My first thought, and quite frankly, it’s a gut reaction, would be to question why anyone would want to invest in solar panels that would protect their home in the event of a power outage if they couldn’t use them?
As of Sunday afternoon, there were about 375,900 customers out of a total of 4.9 million still without power, and this is just one of the issues facing Florida’s largest utility, Florida Power & Light Co. (FPL) in the wake of Hurricane Irma.
FPL’s move to influence legislation
People who had installed solar panels were not allowed to use them because of the lobbying efforts of FPL. Otherwise, these customers could have had their power restored a whole lot sooner reports the Miami Herald.
On April 5, 2017, HB 1351, drawn up by Rep. Ray Rodrigues, was passed by the House Ways and Means Committee, containing sections that include verbatim language supplied by Florida Power & Light. The bill implemented Amendment 4, the proposal approved by 73 percent of the voters on the August primary ballot, which prohibits tax assessors from increasing the taxable value of a home or business because of a solar installation.

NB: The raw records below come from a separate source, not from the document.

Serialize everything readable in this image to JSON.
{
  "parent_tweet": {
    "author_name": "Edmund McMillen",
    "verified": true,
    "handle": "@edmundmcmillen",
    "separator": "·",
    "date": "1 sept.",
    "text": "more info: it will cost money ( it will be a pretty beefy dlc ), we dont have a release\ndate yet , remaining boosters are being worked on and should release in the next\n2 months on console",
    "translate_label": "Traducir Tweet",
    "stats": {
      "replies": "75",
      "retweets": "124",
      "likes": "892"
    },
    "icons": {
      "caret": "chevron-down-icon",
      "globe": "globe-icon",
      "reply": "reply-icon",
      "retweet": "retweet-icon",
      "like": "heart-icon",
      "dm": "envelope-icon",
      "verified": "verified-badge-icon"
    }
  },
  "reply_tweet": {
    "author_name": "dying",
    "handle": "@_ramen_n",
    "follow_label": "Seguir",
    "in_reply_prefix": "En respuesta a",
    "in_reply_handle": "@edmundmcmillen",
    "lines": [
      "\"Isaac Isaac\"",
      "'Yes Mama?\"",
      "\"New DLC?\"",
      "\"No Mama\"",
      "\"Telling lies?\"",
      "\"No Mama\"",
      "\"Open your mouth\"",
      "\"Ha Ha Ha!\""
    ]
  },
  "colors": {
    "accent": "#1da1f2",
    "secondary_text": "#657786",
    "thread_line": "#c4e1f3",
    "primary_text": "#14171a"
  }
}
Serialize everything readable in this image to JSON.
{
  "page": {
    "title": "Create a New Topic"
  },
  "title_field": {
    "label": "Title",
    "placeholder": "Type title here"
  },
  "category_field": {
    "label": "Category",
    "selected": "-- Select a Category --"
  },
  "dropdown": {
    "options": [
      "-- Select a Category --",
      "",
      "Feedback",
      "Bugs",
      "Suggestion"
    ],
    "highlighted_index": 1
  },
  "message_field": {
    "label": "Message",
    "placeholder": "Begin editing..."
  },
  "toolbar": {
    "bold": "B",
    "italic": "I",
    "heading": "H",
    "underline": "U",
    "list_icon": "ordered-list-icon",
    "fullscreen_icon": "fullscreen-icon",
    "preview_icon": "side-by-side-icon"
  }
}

But, unlike a similar bill in the Senate, Rodrigues used the bill to implement the amendment to also impose disclosure and paperwork requirements for companies that finance and install solar energy products on homes and businesses. FPL and other state utility companies stayed quiet regarding Amendment 4, but with good reason.
It seems that documents from the industry’s trade organization, the Edison Electric Institute, show it conducted a nationwide campaign to raise concerns about the rooftop solar industry, including letters to Congress and state officials. The draft legislation sent to Rodrigues was labeled “Attorney-Client Privileged Communication.”
The papers show that the document was authored by Barbara J. Washington, the senior legal assistant at NextEra, according to public records made available to the Miami Herald/Tampa Bay Times Tallahassee bureau by the Energy and Policy Institute. FPL and the parent company, NextEra deny having anything to do with the documents.
The bottom line in all of this?
The bottom line on HB 1351 is that Floridians are “legally required” to power their solar installations down when the power goes down in their area. On top of this, FPL is allowed to disconnect residents’ panels from their electricity grids without warning, FPL customers are not permitted to keep their own panels going. State rules require customers to install a switch so their solar systems can be disconnected from FPL’s systems during a power outage.
According to FPL’s net metering guidelines, “Renewable generator systems connected to the grid without batteries are not a standby power source during an FPL outage. The system must shut down when FPL’s grid shuts down in order to prevent dangerous back feed on FPL’s grid. This is required to protect FPL employees who may be working on the grid.”
It is fairly obvious that uniform rules and regulations at the state level must be introduced that would not force homeowners to connect to the electrical grid if they want to go with solar energy. The way state rules stand right now in Florida, you can’t use solar unless you are connected to the grid, and when your area loses power, you can’t use your solar.
This leaves open one recourse, and that is for homeowners with solar to have an energy storage system of their own, and this is where lower battery prices will make them more desirable. Utility companies are going to be forced to change.